O lançamento de dezenas de candidaturas indígenas no Brasil nas eleições de 2022 faz parte de um movimento que pretende formar bancadas em defesa da terra e das florestas no Congresso e nos estados brasileiros, explicou à Lusa Sónia Guajajara.
"O que fez aumentar essa participação indígena na política brasileira em 2022 foi uma decisão do próprio movimento indígena e um chamado da Articulação dos Povos Indígenas do Brasil (APIB) para essa disputa eleitoral entendendo que é importante ter uma representatividade indígena nos espaços de decisão", disse Guajajara, líder indígena e candidata a uma vaga na câmara baixa do Parlamento brasileiro.
"O Congresso Nacional é o espaço que toma todas as decisões sobre os direitos. Seja para ter direitos ou para retirar direitos, então nós entendemos que era hora de aumentar a representatividade no Congresso e também garantir representatividade nas Assembleias legislativas" dos estados, acrescentou a ativista, escolhida entre 100 personalidades mais influentes do mundo pela revista norte-americana Time em maio passado.

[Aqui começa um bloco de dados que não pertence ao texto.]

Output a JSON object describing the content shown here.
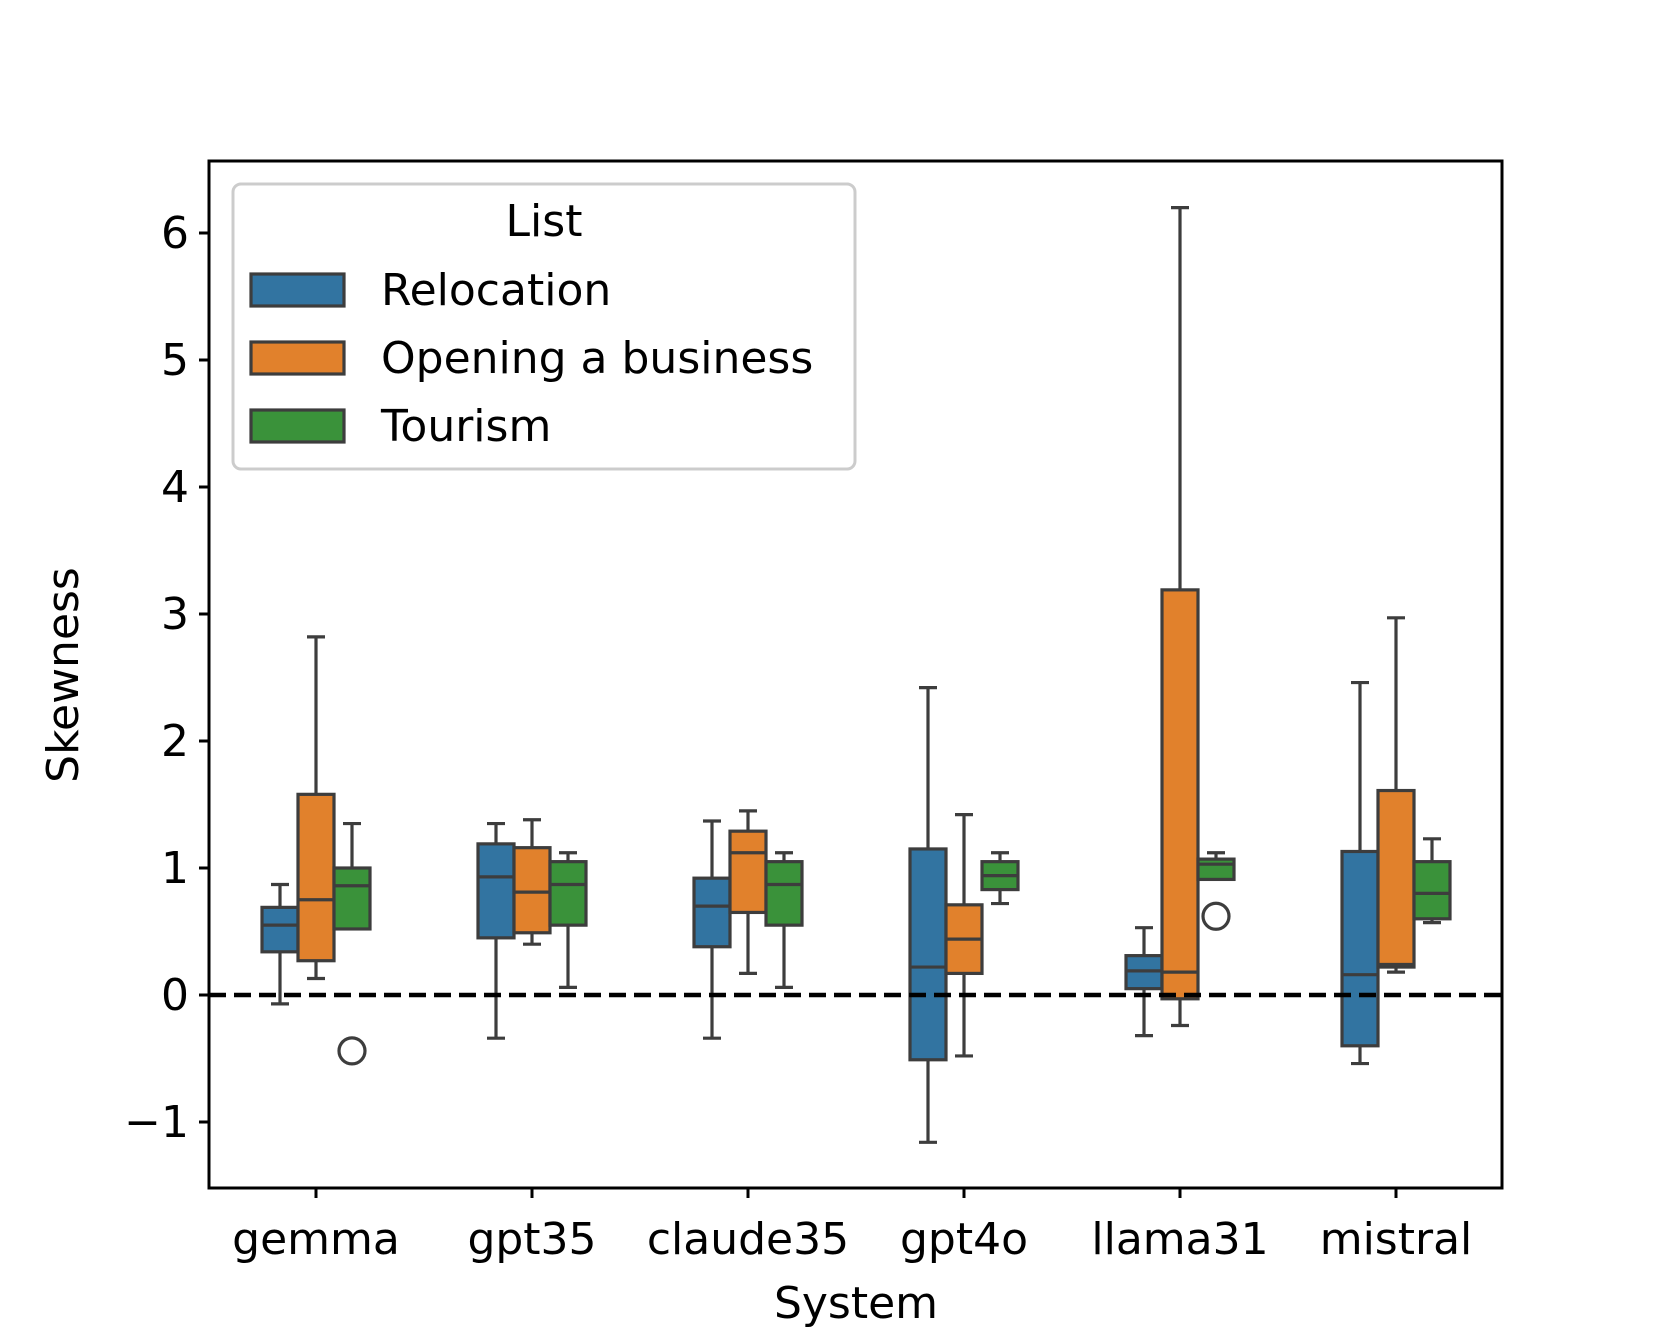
{
  "chart_data": {
    "type": "box",
    "title": "",
    "xlabel": "System",
    "ylabel": "Skewness",
    "ylim": [
      -1.5,
      6.6
    ],
    "yticks": [
      -1,
      0,
      1,
      2,
      3,
      4,
      5,
      6
    ],
    "ytick_labels": [
      "−1",
      "0",
      "1",
      "2",
      "3",
      "4",
      "5",
      "6"
    ],
    "categories": [
      "gemma",
      "gpt35",
      "claude35",
      "gpt4o",
      "llama31",
      "mistral"
    ],
    "reference_line": {
      "y": 0,
      "style": "dashed",
      "color": "#000000"
    },
    "legend": {
      "title": "List",
      "placement": "upper-left"
    },
    "series": [
      {
        "name": "Relocation",
        "color": "#3274a1",
        "boxes": [
          {
            "whisker_low": -0.07,
            "q1": 0.34,
            "median": 0.55,
            "q3": 0.69,
            "whisker_high": 0.87,
            "outliers": []
          },
          {
            "whisker_low": -0.34,
            "q1": 0.45,
            "median": 0.93,
            "q3": 1.19,
            "whisker_high": 1.35,
            "outliers": []
          },
          {
            "whisker_low": -0.34,
            "q1": 0.38,
            "median": 0.7,
            "q3": 0.92,
            "whisker_high": 1.37,
            "outliers": []
          },
          {
            "whisker_low": -1.16,
            "q1": -0.51,
            "median": 0.22,
            "q3": 1.15,
            "whisker_high": 2.42,
            "outliers": []
          },
          {
            "whisker_low": -0.32,
            "q1": 0.05,
            "median": 0.19,
            "q3": 0.31,
            "whisker_high": 0.53,
            "outliers": []
          },
          {
            "whisker_low": -0.54,
            "q1": -0.4,
            "median": 0.16,
            "q3": 1.13,
            "whisker_high": 2.46,
            "outliers": []
          }
        ]
      },
      {
        "name": "Opening a business",
        "color": "#e1812c",
        "boxes": [
          {
            "whisker_low": 0.13,
            "q1": 0.27,
            "median": 0.75,
            "q3": 1.58,
            "whisker_high": 2.82,
            "outliers": []
          },
          {
            "whisker_low": 0.4,
            "q1": 0.49,
            "median": 0.81,
            "q3": 1.16,
            "whisker_high": 1.38,
            "outliers": []
          },
          {
            "whisker_low": 0.17,
            "q1": 0.65,
            "median": 1.12,
            "q3": 1.29,
            "whisker_high": 1.45,
            "outliers": []
          },
          {
            "whisker_low": -0.48,
            "q1": 0.17,
            "median": 0.44,
            "q3": 0.71,
            "whisker_high": 1.42,
            "outliers": []
          },
          {
            "whisker_low": -0.24,
            "q1": -0.03,
            "median": 0.18,
            "q3": 3.19,
            "whisker_high": 6.2,
            "outliers": []
          },
          {
            "whisker_low": 0.18,
            "q1": 0.22,
            "median": 0.24,
            "q3": 1.61,
            "whisker_high": 2.97,
            "outliers": []
          }
        ]
      },
      {
        "name": "Tourism",
        "color": "#3a923a",
        "boxes": [
          {
            "whisker_low": 0.52,
            "q1": 0.52,
            "median": 0.86,
            "q3": 1.0,
            "whisker_high": 1.35,
            "outliers": [
              -0.44
            ]
          },
          {
            "whisker_low": 0.06,
            "q1": 0.55,
            "median": 0.87,
            "q3": 1.05,
            "whisker_high": 1.12,
            "outliers": []
          },
          {
            "whisker_low": 0.06,
            "q1": 0.55,
            "median": 0.87,
            "q3": 1.05,
            "whisker_high": 1.12,
            "outliers": []
          },
          {
            "whisker_low": 0.72,
            "q1": 0.83,
            "median": 0.94,
            "q3": 1.05,
            "whisker_high": 1.12,
            "outliers": []
          },
          {
            "whisker_low": 0.91,
            "q1": 0.91,
            "median": 1.03,
            "q3": 1.07,
            "whisker_high": 1.12,
            "outliers": [
              0.62
            ]
          },
          {
            "whisker_low": 0.57,
            "q1": 0.6,
            "median": 0.8,
            "q3": 1.05,
            "whisker_high": 1.23,
            "outliers": []
          }
        ]
      }
    ]
  }
}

Ao longo de sua história republicana, o Brasil teve apenas dois parlamentares indígenas: Mário Juruna, eleito na década de 1980 quando o país fazia a transição da ditadura militar (1964-1985) para a democracia e a deputada federal Joenia Wapichana, eleita em 2018.
Segundo o Tribunal Superior Eleitoral (TSE) 186 candidatos se autodeclaram indígenas no país neste ano, o maior número registado desde 2014 quando a justiça eleitoral passou a coletar este dado e contabilizou 84 candidaturas indígenas. Em 2018, o número subiu para 134.
Dados do TSE indicam que 176 candidatos indígenas disputam cargos legislativos: 59 tentam uma das 513 cadeiras da Câmara dos Deputados e 4 buscam ocupar uma das 27 cadeiras que serão renovadas no Senado.
Outros 113 candidatos indígenas buscam eleição para as Assembleias legislativas dos 27 estados brasileiros.
A eleição parlamentar no Brasil ocorrerá na primeira volta do pleito, em 02 de outubro.
A ativista e técnica de enfermagem Vanda Witoto, que se destacou durante a pandemia quando se tornou um símbolo da luta contra a covid-19 em Manaus, capital do Amazonas e uma áreas mais devastadas pela pandemia no Brasil, considerou que o país experimentará um momento muito importante com a maior participação das mulheres indígenas em espaços políticos.
"Historicamente os nossos povos eram tutelados pelo Estado, por nos julgarem incapazes de cuidar do nosso território, dos nossos direitos e de nós mesmos, hoje vemos um protagonismo destas mulheres na frente da luta em defesa dos nossos povos", salientou Vanda Witoto.
À Lusa, a candidata indígena, que disputa uma vaga na Câmara dos Deputados pela Rede Sustentabilidade no estado do Amazonas, explicou que entrou na política porque a sua geração teve acesso à educação e as universidades onde indígenas se formaram "para questionar o Estado brasileiro e a violência reproduzida sobre os povos originários."
"Venho desse processo de formação de mulheres conscientes do seu papel na sociedade e, desde 2019, a partir de uma eleição do meu povo no meu território, no rio Solimões, no estado do Amazonas, onde fui eleita articuladora da organização do meu povo, articuladora política para reivindicar direitos para os povos originário em todo o Brasil", acrescentou.
Já Sónia Guajajara, que atua na APIB e no Partido Socialismo e Liberdade (Psol) onde disputou a vice-presidência em 2018, explicou, que disputará um mandato no Congresso para combater os "ataques que nós, povos indígenas, vivemos sofrendo ao longo dos anos e que piorou muito no Governo [do Presidente, Jair] Bolsonaro."
"A demarcação de terras continua sendo a bandeira prioritária dos povos e do movimento indígena no Brasil. A proteção ambiental, considerando terra, a água e as florestas como um todo e a luta pela igualdade de participação das mulheres na política", acrescentou.
Crítica de Bolsonaro, Sónia Guajajara avaliou ao comentar o cenário eleitoral da dsiputa presidencial brasileira que uma reeleição do atual Presidente brasileiro em outubro significará uma "tragédia mundial" por considerar que "Bolsonaro trabalha para legalizar a destruição na Amazónia."
"Será de facto uma verdadeira tragédia mundial, ruim não só para a Amazónia porque Bolsonaro articula para destruir todos os biomas brasileiros", concluiu a candidata do Psol, que faz oposição ao atual Governo numa coligação liderada pelo candidato presidencial e líder das sondagens Luiz Inácio Lula da Silva, do Partido dos Trabalhadores (PT).